Unable to see clever, sharply observed social critique in the novel (do the filmmakers have their own "nanny issues"?), the film relies on prolonged, uncharming fantasy sequences ala "Mean Girls" (i.e., treating the subject matter as if it's an anthropological study, etc.). It's not a surprise that this film was held back from release for a long while (probably reworked a lot, to no good effect).

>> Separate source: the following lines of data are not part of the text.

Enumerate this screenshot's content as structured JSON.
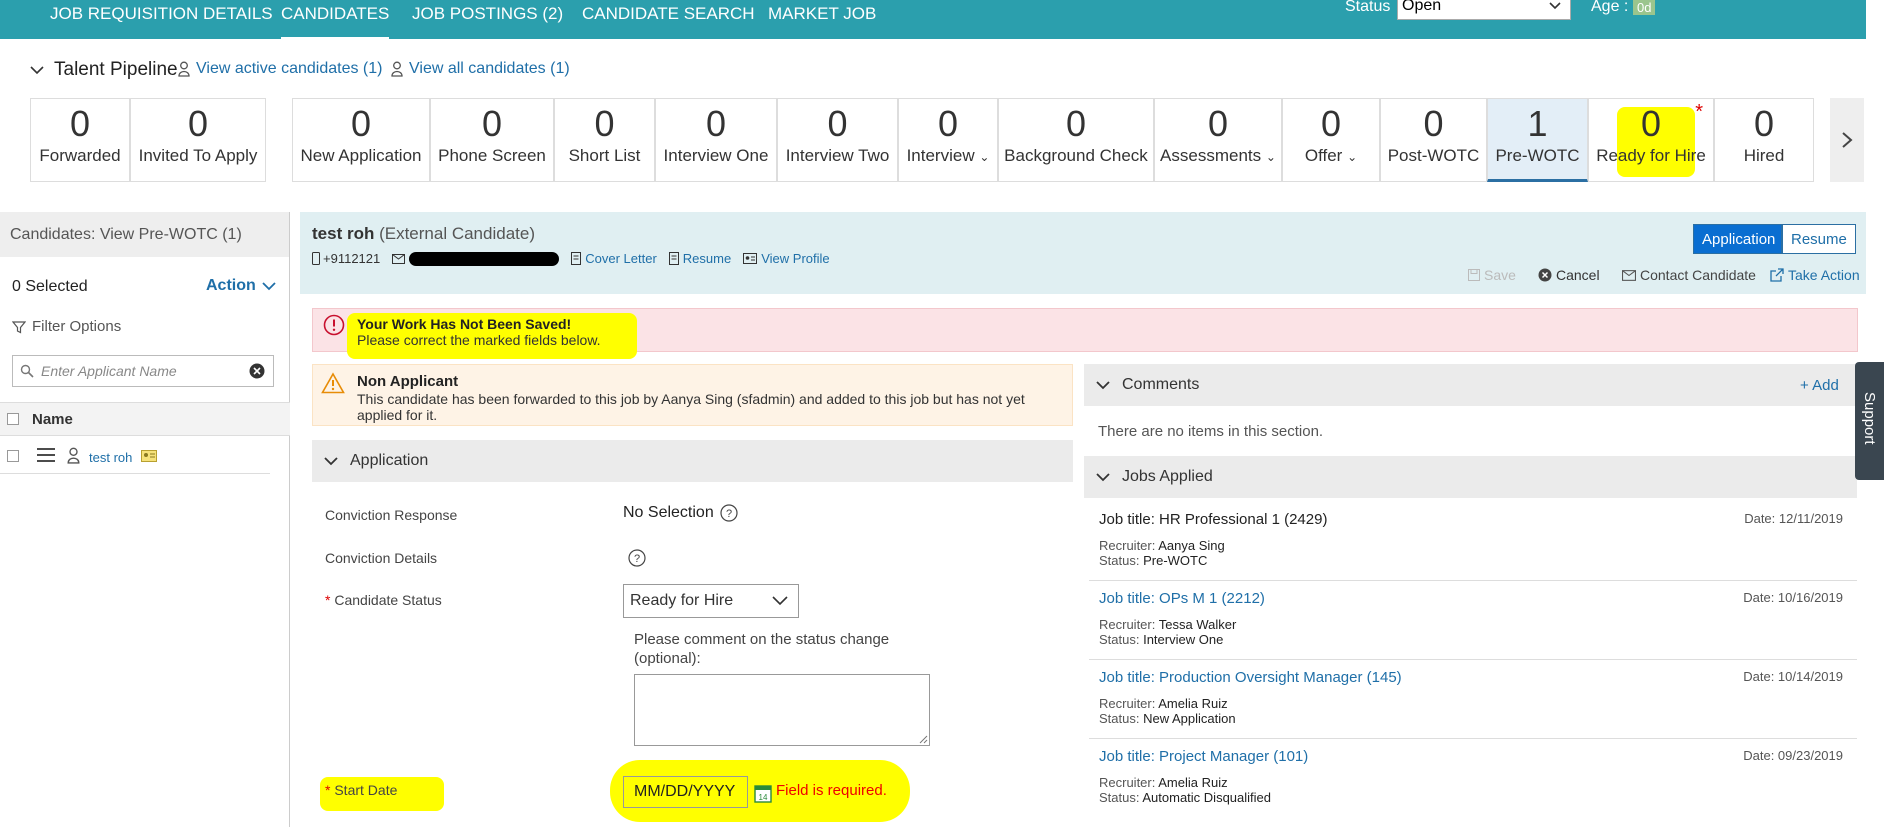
{
  "nav": {
    "tabs": [
      {
        "label": "JOB REQUISITION DETAILS"
      },
      {
        "label": "CANDIDATES"
      },
      {
        "label": "JOB POSTINGS (2)"
      },
      {
        "label": "CANDIDATE SEARCH"
      },
      {
        "label": "MARKET JOB"
      }
    ],
    "active_index": 1,
    "status_label": "Status",
    "status_value": "Open",
    "age_label": "Age :",
    "age_value": "0d"
  },
  "pipeline": {
    "title": "Talent Pipeline",
    "view_active": "View active candidates (1)",
    "view_all": "View all candidates (1)",
    "stages": [
      {
        "count": "0",
        "label": "Forwarded"
      },
      {
        "count": "0",
        "label": "Invited To Apply"
      },
      {
        "count": "0",
        "label": "New Application"
      },
      {
        "count": "0",
        "label": "Phone Screen"
      },
      {
        "count": "0",
        "label": "Short List"
      },
      {
        "count": "0",
        "label": "Interview One"
      },
      {
        "count": "0",
        "label": "Interview Two"
      },
      {
        "count": "0",
        "label": "Interview"
      },
      {
        "count": "0",
        "label": "Background Check"
      },
      {
        "count": "0",
        "label": "Assessments"
      },
      {
        "count": "0",
        "label": "Offer"
      },
      {
        "count": "0",
        "label": "Post-WOTC"
      },
      {
        "count": "1",
        "label": "Pre-WOTC"
      },
      {
        "count": "0",
        "label": "Ready for Hire"
      },
      {
        "count": "0",
        "label": "Hired"
      }
    ],
    "selected_stage": "Pre-WOTC"
  },
  "left": {
    "header": "Candidates: View Pre-WOTC (1)",
    "selected": "0 Selected",
    "action": "Action",
    "filter": "Filter Options",
    "search_placeholder": "Enter Applicant Name",
    "name_col": "Name",
    "candidate": "test roh"
  },
  "candidate": {
    "name": "test roh",
    "type": "(External Candidate)",
    "phone": "+9112121",
    "cover_letter": "Cover Letter",
    "resume": "Resume",
    "view_profile": "View Profile",
    "tab_application": "Application",
    "tab_resume": "Resume",
    "save": "Save",
    "cancel": "Cancel",
    "contact": "Contact Candidate",
    "take_action": "Take Action"
  },
  "alerts": {
    "error_title": "Your Work Has Not Been Saved!",
    "error_sub": "Please correct the marked fields below.",
    "warn_title": "Non Applicant",
    "warn_text": "This candidate has been forwarded to this job by Aanya Sing (sfadmin) and added to this job but has not yet applied for it."
  },
  "application": {
    "section": "Application",
    "conviction_response_label": "Conviction Response",
    "conviction_response_value": "No Selection",
    "conviction_details_label": "Conviction Details",
    "candidate_status_label": "Candidate Status",
    "candidate_status_value": "Ready for Hire",
    "comment_label": "Please comment on the status change (optional):",
    "start_date_label": "Start Date",
    "start_date_value": "MM/DD/YYYY",
    "calendar_day": "14",
    "required_msg": "Field is required.",
    "required_marker": "*"
  },
  "comments": {
    "section": "Comments",
    "add": "+ Add",
    "empty": "There are no items in this section."
  },
  "jobs": {
    "section": "Jobs Applied",
    "recruiter_label": "Recruiter:",
    "status_label": "Status:",
    "items": [
      {
        "title": "Job title: HR Professional 1 (2429)",
        "date": "Date: 12/11/2019",
        "recruiter": "Aanya Sing",
        "status": "Pre-WOTC"
      },
      {
        "title": "Job title: OPs M 1 (2212)",
        "date": "Date: 10/16/2019",
        "recruiter": "Tessa Walker",
        "status": "Interview One"
      },
      {
        "title": "Job title: Production Oversight Manager (145)",
        "date": "Date: 10/14/2019",
        "recruiter": "Amelia Ruiz",
        "status": "New Application"
      },
      {
        "title": "Job title: Project Manager (101)",
        "date": "Date: 09/23/2019",
        "recruiter": "Amelia Ruiz",
        "status": "Automatic Disqualified"
      }
    ]
  },
  "support": "Support"
}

SPOILER ALERT: In the novel, Mr. X is cheating on Mrs. X -- and we learn that SHE stole HIM away from his first wife in the exact same way. In order to hang on to him, she does indeed get pregnant -- it's not a hoax. She doesn't divorce him, she doesn't "reform", and every indication is that poor neglected Grayer will grow up to be exactly like his selfish dad. NAN graduates and presumably gets a "real" (non-nanny) job. But there is no apologetic letter from Mrs. X to her -- the point of the novel is that the X's have learned nothing and will continue on with their horrible ways, oblivious to their son and (presumably) their next baby.
This film needed to be a sharp, humorous, black comedy of manners and instead, its a flabby, un-funny mess that suffocates every potentially amusing scene and strains for sentiment where none exists. Even the chance to show the "posh lifestyles of the rich" is lazy and unimaginative.